Comme de très nombreux artistes lyriques, la soprano Alketa Cela attend avec espoir et beaucoup de patience la réouverture des théâtres. Française d’origine albanaise, elle a choisi depuis 1995 de vivre en France pour s’y installer artistiquement et y fonder une famille. En cette période incertaine, elle évoque avec passion, certains points qui lui tiennent beaucoup à çœur, liés à la situation actuelle et à sa carrière.
Ces dernières décennies, le public français a eu la chance de vous apprécier dans de nombreux rôles du répertoire, Pamina, Mimi, Liu, Butterly, Micaëla, Valentine…Dans quelle ville avez-vous débuté et dans quel rôle ?
Après avoir suivi des études musicales à Tirana en Albanie, je me suis construite par la suite, seule à cet art. J’ai finalement débuté à Trévise en Italie dans le rôle de Pamina puis vite repérée et engagée à l’Opéra de Lyon fin 1996 pour le même rôle de la Flûte Enchantée, mais cette fois-ci en langue française. Aussi, il a fallu que j’apprenne très rapidement le français. C’est l’amour pour la culture de ce pays qui m’a fait rester en France et y mener ma carrière et ma vie familiale. Les contrats se sont rapidement enchainés dans plusieurs autres villes : Nancy, Metz, Tours, Montpellier, Lyon, Bordeaux…

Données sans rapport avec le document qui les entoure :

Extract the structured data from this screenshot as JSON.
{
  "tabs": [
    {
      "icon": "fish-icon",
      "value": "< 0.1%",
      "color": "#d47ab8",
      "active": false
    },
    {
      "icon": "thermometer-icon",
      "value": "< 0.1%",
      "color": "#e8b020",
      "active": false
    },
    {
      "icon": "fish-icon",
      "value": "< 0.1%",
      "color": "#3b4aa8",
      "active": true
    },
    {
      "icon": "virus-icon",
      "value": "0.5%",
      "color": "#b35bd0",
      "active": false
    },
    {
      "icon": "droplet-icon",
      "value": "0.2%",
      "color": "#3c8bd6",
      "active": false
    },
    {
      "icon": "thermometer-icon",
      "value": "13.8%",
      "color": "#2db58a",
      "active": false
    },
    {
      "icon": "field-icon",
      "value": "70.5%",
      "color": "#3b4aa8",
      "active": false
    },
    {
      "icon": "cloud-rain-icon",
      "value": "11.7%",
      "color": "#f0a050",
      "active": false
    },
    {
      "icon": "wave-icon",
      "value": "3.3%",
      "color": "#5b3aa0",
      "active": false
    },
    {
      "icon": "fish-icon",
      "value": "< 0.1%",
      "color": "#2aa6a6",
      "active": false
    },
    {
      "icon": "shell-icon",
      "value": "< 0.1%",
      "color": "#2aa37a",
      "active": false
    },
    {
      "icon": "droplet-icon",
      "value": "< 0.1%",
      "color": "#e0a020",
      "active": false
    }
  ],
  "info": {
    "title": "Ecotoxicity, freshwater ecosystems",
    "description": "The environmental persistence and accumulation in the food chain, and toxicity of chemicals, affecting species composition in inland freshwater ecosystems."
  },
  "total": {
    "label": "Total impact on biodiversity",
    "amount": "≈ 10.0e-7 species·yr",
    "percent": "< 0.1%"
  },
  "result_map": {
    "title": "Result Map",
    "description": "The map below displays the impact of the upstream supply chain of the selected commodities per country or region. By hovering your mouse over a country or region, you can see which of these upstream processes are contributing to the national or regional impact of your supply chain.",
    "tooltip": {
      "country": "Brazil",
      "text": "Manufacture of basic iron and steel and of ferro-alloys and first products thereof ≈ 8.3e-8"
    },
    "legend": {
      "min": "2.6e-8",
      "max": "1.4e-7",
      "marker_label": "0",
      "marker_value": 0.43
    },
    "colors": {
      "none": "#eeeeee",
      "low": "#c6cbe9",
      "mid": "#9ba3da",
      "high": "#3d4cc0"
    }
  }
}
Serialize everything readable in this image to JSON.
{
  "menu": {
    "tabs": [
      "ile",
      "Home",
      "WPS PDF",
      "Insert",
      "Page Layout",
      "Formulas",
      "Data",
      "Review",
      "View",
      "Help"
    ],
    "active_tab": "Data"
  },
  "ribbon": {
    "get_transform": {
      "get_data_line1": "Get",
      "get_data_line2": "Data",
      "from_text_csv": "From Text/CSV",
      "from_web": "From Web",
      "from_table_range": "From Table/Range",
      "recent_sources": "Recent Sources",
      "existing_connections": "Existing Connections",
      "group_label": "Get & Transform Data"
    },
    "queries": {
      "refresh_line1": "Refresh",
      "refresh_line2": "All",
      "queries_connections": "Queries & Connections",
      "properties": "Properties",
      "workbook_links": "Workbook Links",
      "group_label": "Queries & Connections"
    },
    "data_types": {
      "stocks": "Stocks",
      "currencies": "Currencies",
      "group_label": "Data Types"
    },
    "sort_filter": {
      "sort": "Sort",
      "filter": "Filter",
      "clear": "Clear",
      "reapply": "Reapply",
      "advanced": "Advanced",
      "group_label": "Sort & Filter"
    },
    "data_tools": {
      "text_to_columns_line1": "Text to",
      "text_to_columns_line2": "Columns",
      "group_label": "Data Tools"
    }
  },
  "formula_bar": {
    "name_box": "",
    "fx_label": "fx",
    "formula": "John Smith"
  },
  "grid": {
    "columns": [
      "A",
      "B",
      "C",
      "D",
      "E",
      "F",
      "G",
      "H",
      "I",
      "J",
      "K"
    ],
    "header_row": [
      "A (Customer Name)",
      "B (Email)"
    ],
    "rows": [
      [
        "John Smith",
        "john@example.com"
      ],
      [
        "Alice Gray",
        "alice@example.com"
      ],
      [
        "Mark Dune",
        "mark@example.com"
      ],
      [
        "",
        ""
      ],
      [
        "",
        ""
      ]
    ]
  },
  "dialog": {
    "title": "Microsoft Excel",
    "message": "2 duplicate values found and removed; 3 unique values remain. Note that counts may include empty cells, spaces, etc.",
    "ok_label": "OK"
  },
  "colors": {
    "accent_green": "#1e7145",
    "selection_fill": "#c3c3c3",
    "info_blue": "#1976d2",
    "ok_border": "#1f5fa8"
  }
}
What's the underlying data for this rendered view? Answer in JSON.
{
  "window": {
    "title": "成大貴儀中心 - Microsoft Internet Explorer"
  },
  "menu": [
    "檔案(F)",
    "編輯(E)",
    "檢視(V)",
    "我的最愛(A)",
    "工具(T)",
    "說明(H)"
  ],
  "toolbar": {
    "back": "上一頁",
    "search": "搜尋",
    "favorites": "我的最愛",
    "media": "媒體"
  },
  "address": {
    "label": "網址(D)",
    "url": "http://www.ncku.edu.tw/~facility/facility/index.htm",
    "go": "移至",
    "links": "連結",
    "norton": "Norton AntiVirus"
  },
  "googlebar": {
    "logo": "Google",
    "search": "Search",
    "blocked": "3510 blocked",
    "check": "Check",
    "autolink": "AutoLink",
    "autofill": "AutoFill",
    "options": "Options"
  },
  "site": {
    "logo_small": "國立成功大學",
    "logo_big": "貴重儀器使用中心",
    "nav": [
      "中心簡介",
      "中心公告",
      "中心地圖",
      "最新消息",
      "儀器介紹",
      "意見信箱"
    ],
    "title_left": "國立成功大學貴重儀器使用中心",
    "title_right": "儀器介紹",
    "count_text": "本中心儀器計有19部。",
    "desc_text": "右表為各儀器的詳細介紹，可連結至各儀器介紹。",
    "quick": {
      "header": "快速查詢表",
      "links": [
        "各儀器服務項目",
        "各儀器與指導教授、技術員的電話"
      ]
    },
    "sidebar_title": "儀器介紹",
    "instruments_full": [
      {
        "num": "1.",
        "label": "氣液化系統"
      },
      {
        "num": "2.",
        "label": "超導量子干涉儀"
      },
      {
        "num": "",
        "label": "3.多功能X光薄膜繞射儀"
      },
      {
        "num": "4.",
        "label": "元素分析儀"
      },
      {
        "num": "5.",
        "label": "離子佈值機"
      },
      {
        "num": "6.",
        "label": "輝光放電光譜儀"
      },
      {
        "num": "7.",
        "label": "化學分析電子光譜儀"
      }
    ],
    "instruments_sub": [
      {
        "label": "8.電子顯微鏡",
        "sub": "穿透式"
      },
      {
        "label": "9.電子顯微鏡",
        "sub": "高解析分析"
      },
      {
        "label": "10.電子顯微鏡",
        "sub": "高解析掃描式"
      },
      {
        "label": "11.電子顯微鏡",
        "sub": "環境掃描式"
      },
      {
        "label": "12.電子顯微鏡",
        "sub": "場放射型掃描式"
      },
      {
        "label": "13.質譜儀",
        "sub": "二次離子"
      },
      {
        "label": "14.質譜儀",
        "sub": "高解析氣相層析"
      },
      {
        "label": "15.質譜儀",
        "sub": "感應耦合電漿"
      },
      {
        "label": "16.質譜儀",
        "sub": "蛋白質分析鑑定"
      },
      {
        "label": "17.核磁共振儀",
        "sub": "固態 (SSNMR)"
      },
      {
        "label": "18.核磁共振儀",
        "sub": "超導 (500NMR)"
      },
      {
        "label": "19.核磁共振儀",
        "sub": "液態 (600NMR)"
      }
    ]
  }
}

Les dernières années avant le premier confinement, vos prestations eurent surtout lieu à Varsovie, ville dans laquelle vous avez triomphé. La France vous aurait-elle abandonnée ?
En effet, je le regrette vivement. Les tous derniers contrats avant la pandémie ont eu lieu à l’Opéra de Varsovie avec Butterfly sur plusieurs saisons et Violetta. La fidélité avec un théâtre est importante pour l’approfondissement des rôles et le développement d’une carrière. L’artiste a besoin d’avoir un retour permanent du public pour pouvoir donner le meilleur de lui-même. Contrairement par exemple à certains de mes collègues qui ont la chance de continuer à travailler en Allemagne, je pense que l’abandon en France des troupes sédentaires ou des artistes attitrés à une maison d’opéra, entrave la fidélité entre les chanteurs et son public, empêchant toutes tentatives de prises de nouveaux rôles.
La situation actuelle mondiale liée à l’épidémie du coronavirus est catastrophique pour de nombreuses professions, mais celle de l’Art vivant semble être encore plus problématique, qu’en pensez-vous ?
Même si je garde un espoir entier pour l’après confinement, les artistes lyriques se retrouvent un peu seuls. Nous n’appartenons pas à une structure collective. Cette solitude actuelle est doublement pénalisante car on ne peut pas du tout pratiquer son art et on se retrouve seul face à ses problèmes et angoisses. Cette période est dure. Tous les artistes ont besoin de retrouver des moments de communion directe avec le public. En attendant des jours meilleurs, il faut soutenir les talents, les fidéliser avec le spectateur. Cette situation actuelle nous fait réagir et surtout nous fera réfléchir sur l’avenir.
Votre puissante voix de soprano lyrique, lumineuse et cuivrée, vous ouvre t-elle les portes d’un nouveau répertoire, frôlant le soprano dramatique ?
Effectivement, on m’a reproché pour certains rôles, une voix trop imposante. Ce que je ne pense pas. Je mets ma voix au service de l’expression dramatique et émotionnelle du personnage. Comme ma tessiture vocale est imposante cela peut donner cette impression de puissance. Je crois en effet que c’est un atout pour certains rôles dramatiques. Aujourd’hui, avec des voix trop lissées et uniformisées, tout le monde croit pouvoir tout chanter. Ne devrions-nous pas au contraire revenir aux tessitures originales de l’œuvre dans lesquelles chaque chanteur apporterait ses propres émotions et le relief exigé au personnage ? J’en suis profondément convaincue.
Peut-on parler aujourd’hui de projets alors que la situation n’est pas réglée et que toutes les structures lyriques n’ont pas encore repris leurs activités ? Quels sont toutefois vos rêves ?
Je n’ai pour l’instant que des contrats de récitals d’airs d’opéras à Lyon, à Toulon et Paris, sous réserves et une tournée de concerts avec orchestre, en Asie, en Chine et au Japon. Malheureusement aucune piste dans une production d’opéra. Mon grand rêve serait d’aborder les rôles comme Elisabeth de Valois, Amelia, Madeleine de Coigny ou encore Manon Lescaut et pourquoi pas, sur une scène parisienne. Pour l’instant, optimiste et patiente, mon seul souhait est de retrouver très vite mon public et surtout de chanter, pour lui.